I was hollow when I left for England. Throughout college, I had made no genuine effort to find myself, and I thought that leaving the U.S. would finally give me the chance to do that. I imagined Baldwin in Europe, away from Harlem and unburdened by American racism, free enough to begin thinking, really thinking, about his life and the world in earnest. I imagined the same would happen to me. I expected my pain to dissolve with the weight of familial expectations, and expected I’d then grow into a fuller, more complex self. But Oxford is not a place you go to to leave expectations behind.
Walking past sprawling Gothic colleges and into centuries-old libraries reminded me that I was in a place of distinction, where heads of state went to be educated. Tutorials that required weekly two thousand-word essays and hour-long debates with my professors reminded me that Oxford prized displays of academic rigor. Hearing students talk about their colleges’ multi-course formal dinners held in grand dining halls and opulent formal dances held at the Oxford Union reminded me that polish and manners separated the simply brilliant from those destined to lead.
Here, unable to reach familiar markers of significance, I recognized my hollowness. This placed me on my back, in my bed at 2 a.m., fighting nightmares.

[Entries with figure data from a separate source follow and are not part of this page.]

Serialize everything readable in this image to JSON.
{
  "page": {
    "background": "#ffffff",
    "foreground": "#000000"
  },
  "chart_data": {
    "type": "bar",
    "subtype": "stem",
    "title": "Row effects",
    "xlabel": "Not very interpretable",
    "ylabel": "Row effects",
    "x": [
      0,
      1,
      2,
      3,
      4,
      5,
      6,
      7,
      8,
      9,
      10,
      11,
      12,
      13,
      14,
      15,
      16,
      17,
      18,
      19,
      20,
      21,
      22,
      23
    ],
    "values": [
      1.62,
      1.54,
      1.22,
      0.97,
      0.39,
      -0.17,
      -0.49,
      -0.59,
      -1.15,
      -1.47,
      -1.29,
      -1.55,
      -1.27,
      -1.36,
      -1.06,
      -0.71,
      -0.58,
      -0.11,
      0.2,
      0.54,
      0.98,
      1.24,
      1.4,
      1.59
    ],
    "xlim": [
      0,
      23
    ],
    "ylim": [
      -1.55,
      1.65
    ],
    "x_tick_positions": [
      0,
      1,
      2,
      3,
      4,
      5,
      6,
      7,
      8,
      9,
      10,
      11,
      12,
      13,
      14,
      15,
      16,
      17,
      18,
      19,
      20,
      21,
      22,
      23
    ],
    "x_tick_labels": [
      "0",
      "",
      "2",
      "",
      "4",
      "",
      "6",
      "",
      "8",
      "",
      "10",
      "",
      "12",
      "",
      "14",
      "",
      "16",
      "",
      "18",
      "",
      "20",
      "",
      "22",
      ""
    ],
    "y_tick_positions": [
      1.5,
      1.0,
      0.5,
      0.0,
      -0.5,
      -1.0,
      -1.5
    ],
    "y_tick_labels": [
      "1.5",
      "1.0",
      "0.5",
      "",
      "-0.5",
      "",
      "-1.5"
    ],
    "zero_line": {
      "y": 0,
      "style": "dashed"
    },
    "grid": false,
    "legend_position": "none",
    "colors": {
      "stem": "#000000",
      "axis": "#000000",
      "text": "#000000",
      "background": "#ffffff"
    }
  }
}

Afraid of truly reckoning with myself, I instead sought the markers of success my new environment demanded. I acted as I thought a true intellectual might, spending hours at a time poring over books and papers under the high-domed ceiling of the Radcliffe Camera. Trying to appear as cultured and well-traveled as my peers, I dragged across the continent on days I should have been resting. I thrifted button-ups, wool sweaters, and corduroy pants in my attempt to cast myself as an Oxford student. With these experiences, I could perform enlightenment, say to my family that my time abroad had changed my perspective on the world. I could tell them stories, and they could tell those stories to their friends, and we could all remain comfortable in the lie that I was, am, doing well.
On the drive from the Hartford airport to New Haven, my pain and anxiety built as the campus’s Gothic buildings came into view. By the second week of this semester, my insomnia was back. I tried to ignore my pain and continue demanding excellence of myself, applying for postgraduate fellowships to return to Oxford and continue the lie. By the end of the first month, I was dealing with headaches, dizziness, and blurred vision. I did not get those fellowships, and I am still in pain.
I have no advice to give from my time abroad. I am a senior now, and I am realizing that I cannot recover the experiences I denied myself during my time here. In those hours I am awake––two, three, four a.m.––I now think about what college would have been if I had not lied, pretending to love what I do not.
What I am left with, though, is this essay, my attempt at telling the truth. By putting pen to paper I am making myself and what I want more permanent. I am resisting letting expectations collapse my identity. And I am finally contending with the realization that I am far from where I want to be, still very much unknown to myself.
—Caleb Dunson is a senior in Saybrook College.